Ein weiteres Problem, warum bis auf ein paar müde auf Lacher getrimmte Slaps so gar keine Kinospannung aufkommen will, ist die Abwesenheit eines einfachen Handlungsgerüstes. Dass man sehr spät erst erfährt, dass der Film in Hamburg spielt. Dass man im Vagen gelassen wird über den geschäftlichen Background von Markus. Das sind unentbehrliche Rahmeninfos, wenn man eine so schwierige Sache wie Trauer ernsthaft rüberbringen will und dann noch mit dem Thema Krebs anreichert; denn es ist ein großes Thema, der Umgang mit dem Tod in unserer modernen Gesellschaft. Dazu leistet aber leider dieser Film nicht ein Körnchen Diskussionsbeitrag.
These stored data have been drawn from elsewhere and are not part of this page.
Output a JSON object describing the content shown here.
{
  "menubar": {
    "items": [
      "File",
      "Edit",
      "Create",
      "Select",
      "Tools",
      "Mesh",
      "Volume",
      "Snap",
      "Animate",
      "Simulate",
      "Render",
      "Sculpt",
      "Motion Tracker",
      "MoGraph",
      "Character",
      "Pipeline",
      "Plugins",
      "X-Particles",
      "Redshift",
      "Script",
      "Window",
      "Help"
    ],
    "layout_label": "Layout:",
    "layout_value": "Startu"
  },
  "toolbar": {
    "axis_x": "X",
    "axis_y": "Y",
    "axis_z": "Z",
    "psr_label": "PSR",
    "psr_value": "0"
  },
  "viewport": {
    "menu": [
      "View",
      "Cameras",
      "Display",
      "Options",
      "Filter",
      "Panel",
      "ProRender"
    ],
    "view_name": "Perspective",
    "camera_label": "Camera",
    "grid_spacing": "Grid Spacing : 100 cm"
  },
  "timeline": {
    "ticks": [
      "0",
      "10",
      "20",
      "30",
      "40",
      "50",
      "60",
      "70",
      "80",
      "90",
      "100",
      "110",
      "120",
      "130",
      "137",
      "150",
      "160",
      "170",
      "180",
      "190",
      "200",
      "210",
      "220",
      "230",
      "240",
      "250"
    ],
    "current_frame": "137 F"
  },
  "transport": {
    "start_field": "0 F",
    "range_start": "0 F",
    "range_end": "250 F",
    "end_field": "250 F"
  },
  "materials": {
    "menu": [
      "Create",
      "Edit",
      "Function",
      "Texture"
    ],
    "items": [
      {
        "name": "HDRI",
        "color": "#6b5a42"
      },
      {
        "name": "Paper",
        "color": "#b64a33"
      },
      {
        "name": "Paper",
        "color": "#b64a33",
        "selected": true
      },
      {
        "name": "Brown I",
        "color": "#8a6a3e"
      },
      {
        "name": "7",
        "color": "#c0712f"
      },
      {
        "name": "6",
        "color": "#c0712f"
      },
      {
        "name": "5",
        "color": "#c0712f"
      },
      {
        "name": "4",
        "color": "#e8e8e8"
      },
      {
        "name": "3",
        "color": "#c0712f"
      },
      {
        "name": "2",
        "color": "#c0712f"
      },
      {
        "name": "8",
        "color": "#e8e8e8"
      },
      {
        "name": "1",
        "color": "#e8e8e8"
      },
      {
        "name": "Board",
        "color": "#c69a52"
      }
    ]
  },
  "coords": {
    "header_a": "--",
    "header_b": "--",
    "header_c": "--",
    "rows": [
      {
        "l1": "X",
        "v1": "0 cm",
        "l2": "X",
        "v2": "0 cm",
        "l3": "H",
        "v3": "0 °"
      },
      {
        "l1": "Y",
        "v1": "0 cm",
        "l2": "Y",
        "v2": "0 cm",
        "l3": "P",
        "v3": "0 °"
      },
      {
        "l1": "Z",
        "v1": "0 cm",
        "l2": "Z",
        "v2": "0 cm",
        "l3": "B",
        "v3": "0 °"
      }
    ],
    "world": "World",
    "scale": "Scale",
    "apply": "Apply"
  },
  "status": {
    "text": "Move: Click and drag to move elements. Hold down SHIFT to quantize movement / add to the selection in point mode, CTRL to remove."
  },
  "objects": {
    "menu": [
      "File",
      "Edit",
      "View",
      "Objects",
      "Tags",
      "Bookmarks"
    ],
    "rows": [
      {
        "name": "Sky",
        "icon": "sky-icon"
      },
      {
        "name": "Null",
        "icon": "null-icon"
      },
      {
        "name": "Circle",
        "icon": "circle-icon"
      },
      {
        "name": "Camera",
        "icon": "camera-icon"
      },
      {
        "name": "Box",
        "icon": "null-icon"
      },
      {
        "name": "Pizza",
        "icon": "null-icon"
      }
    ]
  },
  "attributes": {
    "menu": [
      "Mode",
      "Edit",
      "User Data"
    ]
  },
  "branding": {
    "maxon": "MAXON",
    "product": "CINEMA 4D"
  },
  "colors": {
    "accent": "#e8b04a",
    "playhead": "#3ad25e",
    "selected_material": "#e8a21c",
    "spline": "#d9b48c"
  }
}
Die Antwort auf die Frage, warum Gernot Gricksch meint, ein Drehbuch zu diesem Thema schreiben zu müssen, bleibt der Film schuldig. Da mag der zugrunde liegende Roman desselben Autors eine plausible Antwort parat haben. Das Drehbuch gibt sie nicht. Drehbuchschreiben ist eine andere Kunst als Roman schreiben. Salopp sein wollende Sprüche auf Schauspieler verteilen machen noch kein Drehbuch.
Auf das Niveau von schwachen Schülerscherzen sinkt die Story mit der Spanner-Alzheimer-Szene in Dänemark, da können sich die Schauspieler noch so abstrampeln.
Was es hier zu bewundern gibt, ist aufgemotztes Bildmaterial zu einem inhaltlichen Stillstand. Es gibt keine innere Bewegung der Figuren, keine inneren (also nachvollziehbaren) Beweggründe für das Handeln der Figuren. Das einzige ist, wir „wissen“, dass sie in Trauer sind und was wir sehen, sind offenbar die Folgen davon.
Wenn Möring sich der im Bett liegenden scheintoten Mama nähert, so erinnert das an übertriebenes Kindertheater.
Diese suboptimale Kinoprodukt haben gefördert: Film- und Medienstiftung Nordrhein-Westfalen (Dr. Frauke Gerlach, Vorsitzende des Aufsichtsrates), Filmförderung Hamburg Schleswig-Holstein (Eva Hubert, Geschäftsführerin) nordmedia fonds GmbH (Geschäftsführer Thomas Schäffer) Deutscher Filmförderfonds (DFFF) (Staatsminister für Kultur und Medien, Bernd Neumann), FFA (Vorstand Peter Dinges).